Whichever model you select, it’s sure to provide years of dependable service. With our industry-leading 24-point quality check system, you can depend on Legacy’s performance and reliability year after year, season after season.
The Pool Sizing Guide shows the maximum pool surface area our Legacy models will heat based on the temperature difference between the air temperature during the coldest month the pool is used and the desired pool temperature. Figures are based on average wind conditions and average pool depth.
The Spa Sizing Guide details the time required for each model to raise spa temperature by 30°F.
Replacement for Jandy Lite2™ heaters.
*ASME® Certified models available.
Will a gas heater operate at the low speed of a dual speed motor?
Probably not - Most gas heater will shut off at low GPM levels (20-40) to keep the heater cores from overheating - 20 for 200 BTUs, 40 for 400 BTUs. Depending on your pool system you might get these GPM levels at the low speed but generally these heaters must be run at the motor's high speed.
What is the difference between an Electronic and Millivolt ignition?
The basic answer is that Millivolt is the old style of ignition, using a standing pilot light. While the electronic ignition uses a spark start system like a gas grill. Electronic ignitions are more efficient in gas usage and also are better suited for high wind areas where a pilot light might get extinguished.
I was comparing the two types millivolt and electronic
Does the milivolt need any electric connection?
And the electronic ignition, can I just hook that to regular 110 outlet?
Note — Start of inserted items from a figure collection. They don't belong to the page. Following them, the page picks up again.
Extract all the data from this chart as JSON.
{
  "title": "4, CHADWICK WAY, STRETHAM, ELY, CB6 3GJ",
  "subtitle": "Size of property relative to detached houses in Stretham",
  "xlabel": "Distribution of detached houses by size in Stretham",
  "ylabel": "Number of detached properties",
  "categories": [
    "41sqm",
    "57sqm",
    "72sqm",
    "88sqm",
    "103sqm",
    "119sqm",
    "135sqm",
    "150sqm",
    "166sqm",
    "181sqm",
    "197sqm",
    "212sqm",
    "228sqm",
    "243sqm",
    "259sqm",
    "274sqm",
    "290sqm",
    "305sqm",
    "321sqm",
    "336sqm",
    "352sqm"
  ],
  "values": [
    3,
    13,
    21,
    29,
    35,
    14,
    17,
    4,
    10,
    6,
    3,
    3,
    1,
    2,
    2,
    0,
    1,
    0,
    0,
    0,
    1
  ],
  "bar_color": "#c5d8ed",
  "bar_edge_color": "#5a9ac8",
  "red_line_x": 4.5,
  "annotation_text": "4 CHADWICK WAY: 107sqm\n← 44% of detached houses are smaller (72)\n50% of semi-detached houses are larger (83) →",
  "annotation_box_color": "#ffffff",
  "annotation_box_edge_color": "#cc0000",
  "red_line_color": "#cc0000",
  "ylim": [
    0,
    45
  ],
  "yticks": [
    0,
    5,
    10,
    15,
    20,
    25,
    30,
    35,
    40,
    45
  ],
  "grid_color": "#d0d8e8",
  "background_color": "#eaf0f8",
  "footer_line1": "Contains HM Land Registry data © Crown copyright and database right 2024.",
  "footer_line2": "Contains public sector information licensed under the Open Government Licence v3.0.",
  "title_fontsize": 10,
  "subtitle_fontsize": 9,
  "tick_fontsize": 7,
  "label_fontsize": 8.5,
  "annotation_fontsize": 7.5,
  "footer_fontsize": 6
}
In reference to the 110V question, this is taken straight from the manual "The heater comes factory-wired intended for use with 240 Volt, 60 Hz AC field electrical supply. To use 120 Volt, 60 Hz AC requires rewiring of the heater." As for the millivolt question " This design has a constant pilot, sitting just below a small generator. This generator uses the heat of the pilot flame to generate small amounts of power (milli-voltage, or thousands of a volt). This trickle of power is then used to operate the rest of the system. The pilot operates at about 500 BTUH.The advantage of using millivolt ignition is that no electrical power needs to be supplied to the heater. The heater can therefore be located in areas where no electrical service is readily at hand, or where it would be prohibitively expensive to provide electric service.